Clinical and Radiographic Presentation and Surgical Outcomes of T-Box Pituitary Transcription Factor (TPIT) Silent Corticotroph Pituitary Neuroendocrine Tumors: A Multi-institutional Experience and Review of the Literature.

Abstract

Objective: The aim of this study is to characterize the incidence, aggressiveness, and clinical outcomes of silent TPIT+ PitNETs, as well as treatment strategies in the event of recurrence/progression. We also review the current literature surrounding TPIT+ silent corticotrophs.

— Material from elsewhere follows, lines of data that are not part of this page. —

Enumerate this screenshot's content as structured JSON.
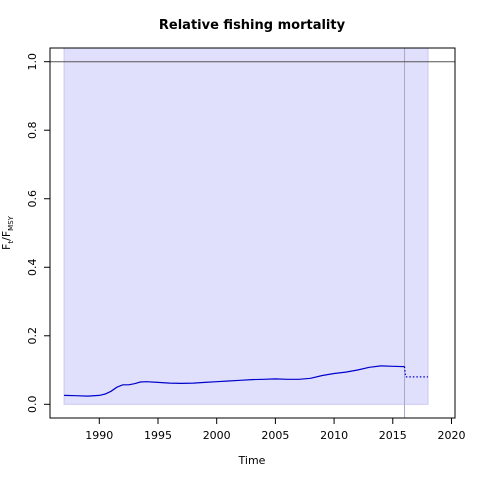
{
  "chart_data": {
    "type": "line",
    "title": "Relative fishing mortality",
    "xlabel": "Time",
    "ylabel": {
      "main": "F",
      "sub1": "t",
      "sep": "/F",
      "sub2": "MSY"
    },
    "xlim": [
      1985.8,
      2020.3
    ],
    "ylim": [
      -0.04,
      1.04
    ],
    "x_ticks": [
      1990,
      1995,
      2000,
      2005,
      2010,
      2015,
      2020
    ],
    "y_ticks": [
      0.0,
      0.2,
      0.4,
      0.6,
      0.8,
      1.0
    ],
    "reference_line": 1.0,
    "band": {
      "x": [
        1987,
        2018
      ],
      "y": [
        0.0,
        1.04
      ],
      "color": "#e0e0fc"
    },
    "vline_x": 2016,
    "series": [
      {
        "style": "solid",
        "color": "#0000cc",
        "x": [
          1987,
          1988,
          1989,
          1990,
          1990.5,
          1991,
          1991.5,
          1992,
          1992.5,
          1993,
          1993.5,
          1994,
          1995,
          1996,
          1997,
          1998,
          1999,
          2000,
          2001,
          2002,
          2003,
          2004,
          2005,
          2006,
          2007,
          2008,
          2009,
          2010,
          2011,
          2012,
          2013,
          2014,
          2015,
          2016
        ],
        "y": [
          0.026,
          0.025,
          0.024,
          0.026,
          0.03,
          0.038,
          0.05,
          0.057,
          0.057,
          0.06,
          0.065,
          0.066,
          0.064,
          0.062,
          0.061,
          0.062,
          0.064,
          0.066,
          0.068,
          0.07,
          0.072,
          0.073,
          0.074,
          0.073,
          0.073,
          0.076,
          0.084,
          0.09,
          0.094,
          0.1,
          0.108,
          0.112,
          0.111,
          0.11
        ]
      },
      {
        "style": "dotted",
        "color": "#0000cc",
        "x": [
          2016,
          2016.1,
          2018
        ],
        "y": [
          0.11,
          0.08,
          0.08
        ]
      }
    ],
    "colors": {
      "line": "#0000cc",
      "band": "#e0e0fc",
      "band_edge": "#c8c8f0",
      "vline": "#a8a8c8",
      "refline": "#555555"
    }
  }
}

Methods: An institutional review board-approved retrospective study of prospectively acquired patients undergoing resection of PitNETs at the University of Washington and University of Southern California between 2011 and 2023 was performed. A prospectively maintained Research Electronic Data Capture database at each institution was queried for patients with tumors immunostaining positive for TPIT and included for study regardless of adrenocorticotropic hormone (ACTH) status. Exclusion criteria included patients with biochemically confirmed Cushing disease. Patient demographics, preoperative radiographic findings, and surgical outcomes were documented. Descriptive statistics were reported for the patient cohort and recurrence/progression free survival analysis was measured and visualized using Kaplan-Meier and Swimmer plots.

Results: A total of 1475 patients underwent surgical resection of PitNET with a total of 107 TPIT-immunoreactive tumors. Of these, 37 (34.6%) patients were diagnosed with Cushing disease preoperatively and were excluded from the analysis, leaving 70 (65.4%) patients with TPIT+ silent corticotroph PitNETs. A total of 56 (80%) tumors were only TPIT+, while 14 (20%) stained positive for multiple transcription factors including steroidogenic factor-1, pituitary-specific positive transcription factor 1, or both. The cohort consisted of 45 (64.3%) ACTH+ tumors and 25 (35.7%) ACTH tumors. There were 19 (27.1%) men and 51 (72.9%) women, with mean age 51.3 years. Radiographically, growth beyond the sella into the suprasellar space 54 (77.1%), cavernous sinus 41 (51.4%), and clival/sphenoid 12 (17.1%) compartments was common. A total of 67 (95.7%) of cases were treated via an endoscopic endonasal approach. Gross total resection (GTR) was achieved in 47 (70.1%) of cases. Of those undergoing GTR, two (4.3%) experienced tumor recurrence. Of those undergoing subtotal resection, four (20%) experienced tumor progression (P = 0.06). The median recurrence/progression free survival of TPIT+ tumors was 51.3 months. When stratified by extent of resection, median recurrence free survival was 38.3 months for GTR versus median progression free survival of 51.3 months for subtotal resection (P = 0.88).

Conclusions: With the addition of TPIT staining, the diagnosis of silent corticotroph PitNETs increased substantially versus those defined by ACTH immunostaining alone. Regardless of hormone status, these tumors continue to exhibit high rates of extrasellar growth and high rates of recurrence/progression.